IUCN CONGRESS VOTES TO PAUSE DEEP SEA MINING
Governments and NGO members of the IUCN congress have voted in overwhelming support of a moratorium on deep sea mining, with an overall combined support from governments and NGOs of 93%. This sends a very strong message to world leaders of the global concern around the potential environmental impacts.
The International Union for Conservation of Nature (IUCN) is the world’s largest conservation organisation. The IUCN's strength and mandate come from its diverse and powerful membership, consisting of more than 1,400 Member organisations consisting of Country (State) members, Government Department members, and Non Government Organisation (NGO) members. Te Ipukarea Society a full member of the IUCN.
Every 4 years IUCN convenes the World Conservation Congress (WCC). This year it is being held in Marseilles, France. Included in the programme of the WCC is a vote on motions related to conservation issues from around the globe. Once adopted, these motions become part of IUCN policy.
This year, one of the motions called for a moratorium on deep sea mining (DSM). This was adopted with overwhelming support at the members assembly this week. Eighty-one governments and government agencies voted in favour of the moratorium, while 18 voted against and 28 abstained. Five hundred and seventy-seven NGOs and civil society organizations also voted in favour, with 32 against and 35 abstained.
This critical vote will inform the IUCN policy in its support of a pause on DSM activities. These activities include the adoption of any regulations for exploitation (mining) and the approval of new exploitation and new exploration licences.
A moratorium is not a ban. It accepts that further scientific and technical research can be undertaken. This vote for a moratorium acknowledges the message that scientists have been giving, that deep-sea mining has the potential to cause large-scale, irreversible biodiversity loss and ecosystem degradation.
A moratorium is also a response to the intense pressure that exists to pursue DSM.
In June this year, Nauru triggered a so-called Two Year rule at the International Seabed Authority (ISA) which it expects will result in the ISA issuing a commercial license to mine.
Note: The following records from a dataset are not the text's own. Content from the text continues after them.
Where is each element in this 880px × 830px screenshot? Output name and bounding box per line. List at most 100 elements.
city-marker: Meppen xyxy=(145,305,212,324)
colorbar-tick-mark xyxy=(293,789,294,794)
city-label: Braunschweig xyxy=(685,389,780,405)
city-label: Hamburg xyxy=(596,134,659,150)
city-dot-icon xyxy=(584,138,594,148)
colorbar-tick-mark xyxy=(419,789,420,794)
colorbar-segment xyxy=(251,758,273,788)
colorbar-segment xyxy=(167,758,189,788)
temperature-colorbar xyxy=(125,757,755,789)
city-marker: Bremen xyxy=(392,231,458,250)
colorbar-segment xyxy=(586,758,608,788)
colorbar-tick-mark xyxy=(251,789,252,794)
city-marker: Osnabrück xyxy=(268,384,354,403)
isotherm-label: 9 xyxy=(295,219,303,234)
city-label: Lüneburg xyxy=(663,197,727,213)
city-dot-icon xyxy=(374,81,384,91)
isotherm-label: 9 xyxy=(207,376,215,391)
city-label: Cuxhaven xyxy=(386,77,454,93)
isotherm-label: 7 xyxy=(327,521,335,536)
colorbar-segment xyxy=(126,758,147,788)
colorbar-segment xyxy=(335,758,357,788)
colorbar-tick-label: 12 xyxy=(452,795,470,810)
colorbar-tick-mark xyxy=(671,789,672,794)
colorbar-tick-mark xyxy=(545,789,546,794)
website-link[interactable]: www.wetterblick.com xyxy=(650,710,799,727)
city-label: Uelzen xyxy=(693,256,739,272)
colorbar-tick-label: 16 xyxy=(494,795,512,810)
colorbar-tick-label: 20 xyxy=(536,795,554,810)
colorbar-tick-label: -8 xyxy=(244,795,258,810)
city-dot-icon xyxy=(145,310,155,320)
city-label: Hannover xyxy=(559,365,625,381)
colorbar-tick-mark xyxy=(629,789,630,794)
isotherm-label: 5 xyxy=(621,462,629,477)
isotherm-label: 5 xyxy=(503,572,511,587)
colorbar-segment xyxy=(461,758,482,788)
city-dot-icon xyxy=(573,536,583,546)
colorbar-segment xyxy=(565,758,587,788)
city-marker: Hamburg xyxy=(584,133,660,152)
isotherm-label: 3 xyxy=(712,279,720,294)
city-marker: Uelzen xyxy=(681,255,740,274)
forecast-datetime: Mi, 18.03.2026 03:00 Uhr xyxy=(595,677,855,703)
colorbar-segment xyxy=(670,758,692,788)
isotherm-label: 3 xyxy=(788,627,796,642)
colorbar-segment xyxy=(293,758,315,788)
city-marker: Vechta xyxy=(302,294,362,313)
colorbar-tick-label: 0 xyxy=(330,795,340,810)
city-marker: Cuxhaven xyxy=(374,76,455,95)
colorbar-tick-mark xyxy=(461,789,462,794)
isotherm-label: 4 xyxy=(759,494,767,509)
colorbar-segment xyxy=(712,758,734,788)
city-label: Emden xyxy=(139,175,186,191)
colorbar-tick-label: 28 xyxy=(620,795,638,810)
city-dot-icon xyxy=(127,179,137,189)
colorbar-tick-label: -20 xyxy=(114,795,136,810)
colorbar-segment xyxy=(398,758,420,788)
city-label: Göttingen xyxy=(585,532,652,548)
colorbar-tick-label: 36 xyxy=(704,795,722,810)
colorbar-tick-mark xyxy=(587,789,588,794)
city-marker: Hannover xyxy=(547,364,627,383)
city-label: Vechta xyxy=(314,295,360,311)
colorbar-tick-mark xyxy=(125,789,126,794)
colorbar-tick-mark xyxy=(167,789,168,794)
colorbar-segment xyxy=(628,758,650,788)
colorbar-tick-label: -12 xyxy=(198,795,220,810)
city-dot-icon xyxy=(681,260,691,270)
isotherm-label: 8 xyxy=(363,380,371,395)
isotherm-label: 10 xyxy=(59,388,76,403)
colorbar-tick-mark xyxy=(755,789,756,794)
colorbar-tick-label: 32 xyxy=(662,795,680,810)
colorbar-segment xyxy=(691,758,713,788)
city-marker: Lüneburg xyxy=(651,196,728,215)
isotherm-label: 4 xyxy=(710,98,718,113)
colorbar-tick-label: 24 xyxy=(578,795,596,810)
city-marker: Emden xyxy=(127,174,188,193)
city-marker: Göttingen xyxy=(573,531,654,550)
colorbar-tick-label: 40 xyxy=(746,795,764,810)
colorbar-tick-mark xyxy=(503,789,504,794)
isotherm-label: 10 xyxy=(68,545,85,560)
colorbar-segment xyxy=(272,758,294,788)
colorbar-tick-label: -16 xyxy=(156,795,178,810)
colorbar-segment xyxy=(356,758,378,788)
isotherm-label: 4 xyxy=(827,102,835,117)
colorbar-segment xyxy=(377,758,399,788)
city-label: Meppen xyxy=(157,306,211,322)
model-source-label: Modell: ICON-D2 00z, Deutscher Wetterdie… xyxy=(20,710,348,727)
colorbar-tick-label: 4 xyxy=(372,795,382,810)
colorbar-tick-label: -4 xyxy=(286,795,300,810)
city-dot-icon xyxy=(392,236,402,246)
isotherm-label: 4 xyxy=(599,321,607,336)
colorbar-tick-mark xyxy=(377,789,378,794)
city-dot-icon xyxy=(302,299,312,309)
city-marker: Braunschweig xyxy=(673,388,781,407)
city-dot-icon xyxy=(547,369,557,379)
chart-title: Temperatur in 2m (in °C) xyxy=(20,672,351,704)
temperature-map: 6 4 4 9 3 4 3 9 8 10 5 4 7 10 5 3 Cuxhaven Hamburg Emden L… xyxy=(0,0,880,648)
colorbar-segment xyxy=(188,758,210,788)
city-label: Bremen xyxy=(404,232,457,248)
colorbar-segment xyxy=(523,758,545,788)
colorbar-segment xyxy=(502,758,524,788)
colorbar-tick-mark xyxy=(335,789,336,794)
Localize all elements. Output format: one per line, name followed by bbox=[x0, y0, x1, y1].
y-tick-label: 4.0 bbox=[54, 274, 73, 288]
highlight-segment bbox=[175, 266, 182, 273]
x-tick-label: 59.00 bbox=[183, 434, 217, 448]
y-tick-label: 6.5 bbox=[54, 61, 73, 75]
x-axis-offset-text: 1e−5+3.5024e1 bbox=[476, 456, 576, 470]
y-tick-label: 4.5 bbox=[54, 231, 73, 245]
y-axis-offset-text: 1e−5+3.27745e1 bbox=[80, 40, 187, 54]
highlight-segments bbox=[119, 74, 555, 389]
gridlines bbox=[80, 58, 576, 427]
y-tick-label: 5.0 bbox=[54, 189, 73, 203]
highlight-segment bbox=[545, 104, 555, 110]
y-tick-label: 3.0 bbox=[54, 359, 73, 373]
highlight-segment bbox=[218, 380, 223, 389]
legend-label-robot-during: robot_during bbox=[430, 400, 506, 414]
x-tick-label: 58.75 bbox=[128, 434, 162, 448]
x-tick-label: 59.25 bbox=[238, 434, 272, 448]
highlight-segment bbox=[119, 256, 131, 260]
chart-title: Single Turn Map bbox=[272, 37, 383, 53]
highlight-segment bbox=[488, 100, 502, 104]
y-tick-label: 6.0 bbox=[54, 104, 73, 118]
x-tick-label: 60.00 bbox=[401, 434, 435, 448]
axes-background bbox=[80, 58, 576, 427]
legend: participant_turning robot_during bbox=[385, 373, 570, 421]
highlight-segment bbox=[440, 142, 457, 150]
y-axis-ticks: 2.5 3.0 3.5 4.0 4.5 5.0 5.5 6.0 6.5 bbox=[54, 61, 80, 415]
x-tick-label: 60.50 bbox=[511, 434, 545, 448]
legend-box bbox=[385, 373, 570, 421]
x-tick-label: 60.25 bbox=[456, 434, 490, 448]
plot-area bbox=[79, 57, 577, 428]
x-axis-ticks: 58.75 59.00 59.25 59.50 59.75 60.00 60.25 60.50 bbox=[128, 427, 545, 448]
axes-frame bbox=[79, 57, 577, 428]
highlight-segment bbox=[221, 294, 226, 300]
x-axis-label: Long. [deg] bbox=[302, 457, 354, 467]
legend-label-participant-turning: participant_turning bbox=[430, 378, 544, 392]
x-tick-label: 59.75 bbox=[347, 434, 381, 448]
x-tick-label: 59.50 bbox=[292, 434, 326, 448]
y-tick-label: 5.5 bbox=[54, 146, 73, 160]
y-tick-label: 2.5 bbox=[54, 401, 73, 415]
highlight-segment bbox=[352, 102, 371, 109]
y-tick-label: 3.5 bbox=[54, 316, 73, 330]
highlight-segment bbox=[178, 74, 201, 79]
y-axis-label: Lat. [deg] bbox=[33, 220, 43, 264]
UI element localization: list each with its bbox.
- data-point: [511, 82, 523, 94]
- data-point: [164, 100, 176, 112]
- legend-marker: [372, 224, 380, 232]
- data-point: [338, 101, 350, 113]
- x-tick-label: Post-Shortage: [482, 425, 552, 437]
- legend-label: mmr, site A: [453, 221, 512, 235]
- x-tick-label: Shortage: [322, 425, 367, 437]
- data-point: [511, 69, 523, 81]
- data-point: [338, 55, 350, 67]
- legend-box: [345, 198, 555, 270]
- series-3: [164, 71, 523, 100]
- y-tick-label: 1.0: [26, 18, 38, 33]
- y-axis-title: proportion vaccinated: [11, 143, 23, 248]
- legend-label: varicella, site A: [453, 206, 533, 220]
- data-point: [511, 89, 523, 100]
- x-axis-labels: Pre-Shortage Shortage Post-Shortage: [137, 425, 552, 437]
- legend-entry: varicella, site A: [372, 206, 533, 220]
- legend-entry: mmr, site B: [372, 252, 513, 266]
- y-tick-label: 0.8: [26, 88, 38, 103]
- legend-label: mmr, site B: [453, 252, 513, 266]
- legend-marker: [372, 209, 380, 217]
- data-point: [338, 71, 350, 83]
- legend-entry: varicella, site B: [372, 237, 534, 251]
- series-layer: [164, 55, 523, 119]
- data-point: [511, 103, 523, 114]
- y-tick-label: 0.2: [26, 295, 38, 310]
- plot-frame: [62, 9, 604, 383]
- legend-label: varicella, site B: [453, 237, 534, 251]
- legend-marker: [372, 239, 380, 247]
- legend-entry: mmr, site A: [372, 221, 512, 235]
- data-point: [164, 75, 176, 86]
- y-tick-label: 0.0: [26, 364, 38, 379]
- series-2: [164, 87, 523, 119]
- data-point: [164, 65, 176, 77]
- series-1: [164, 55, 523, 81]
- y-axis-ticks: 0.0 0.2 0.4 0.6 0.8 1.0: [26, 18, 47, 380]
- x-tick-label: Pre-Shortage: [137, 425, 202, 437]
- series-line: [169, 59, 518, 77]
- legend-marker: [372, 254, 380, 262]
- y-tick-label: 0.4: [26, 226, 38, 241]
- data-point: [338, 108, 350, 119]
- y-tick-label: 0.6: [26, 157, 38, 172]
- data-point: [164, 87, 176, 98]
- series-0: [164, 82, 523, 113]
Climate change is threatening the futures of small island states such as Nauru’s and ours, creating pressure to find income to be self reliant and fund adaptation measures. There is also the argument that these deep sea metals are needed for the future of green technology.
Unfortunately the pressure of moving to mine in 2 years falls on the scientists, who are telling us that they do not have enough rigourous scientific evidence yet to support DSM. The pressure also falls on the regulators who are racing the clock to get adequate provisions in place to manage this industry so that it does not have significant negative impacts on our environment.
A moratorium or a pause, helps alleviate this pressure and give everyone more time to fully understand and minimise the environmental, social, cultural and economic risks of DSM so we can make informed decisions.
This vote by the IUCN congress is a good thing for the Cook Islands. If we agree to a pause, we too can ensure the effective protection of our marine environment with the backing of strong scientific evidence, and use this time to build our own local capacity in deep sea science and technology. We are hopeful that the Cook Islands Government might carry this message of caution and the need for more time, to the next meeting of the ISA where they can oppose any moves to start mining in 2 years.